In my lab we pre-register our hypotheses prior to running an experiment, and we also attempt to fully specify our exclusion criteria, coding practices for small categories and edge cases, etc. However, real-world data is frequently messy, corrupted, fraudulent, or clustered in ways we didn't anticipate. We also sometimes make mistakes and realize that our planned tests were either misaligned with our hypotheses, or impossible to run as specified. In these cases we have to make decisions about how to change our approach, but that leaves a lot of room for unintentional p-hacking.
Recently a colleague suggested that we could use a split-sample approach similar to the process to avoid overfitting a model: Do all the data processing and analysis on a relatively small subset of our sample, making any judgement calls or changes that we need to. Then, run the code unchanged on the full sample. That way even if we did make biased decisions, they . Can anyone point to any literature on the validity of this approach or guidelines for doing it?
Edits: To be clear, I'm not talking about using a split sample to choose among different models based on their performance. I'm talking about decisions on how to clean data or discover outright errors in the way we planned our model -- eg, a certain parameter is not estimable because two predictors are aliased or highly correlated in ways we didn't realize ahead of time.

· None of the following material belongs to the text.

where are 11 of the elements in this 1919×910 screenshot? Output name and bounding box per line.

Also, this wouldn't be a replacement for other good practices, such as thinking as hard as possible before pre-registering, making data processing decisions before looking at any outcomes, and checking our decisions with outside experts. It would just be an additional layer of safety.
--
* Since this is a more qualitative approach than standard model training it's not obvious to me that we need to exclude the "training" data from our final analysis and use only on the "test" data, but I'm open to learning more.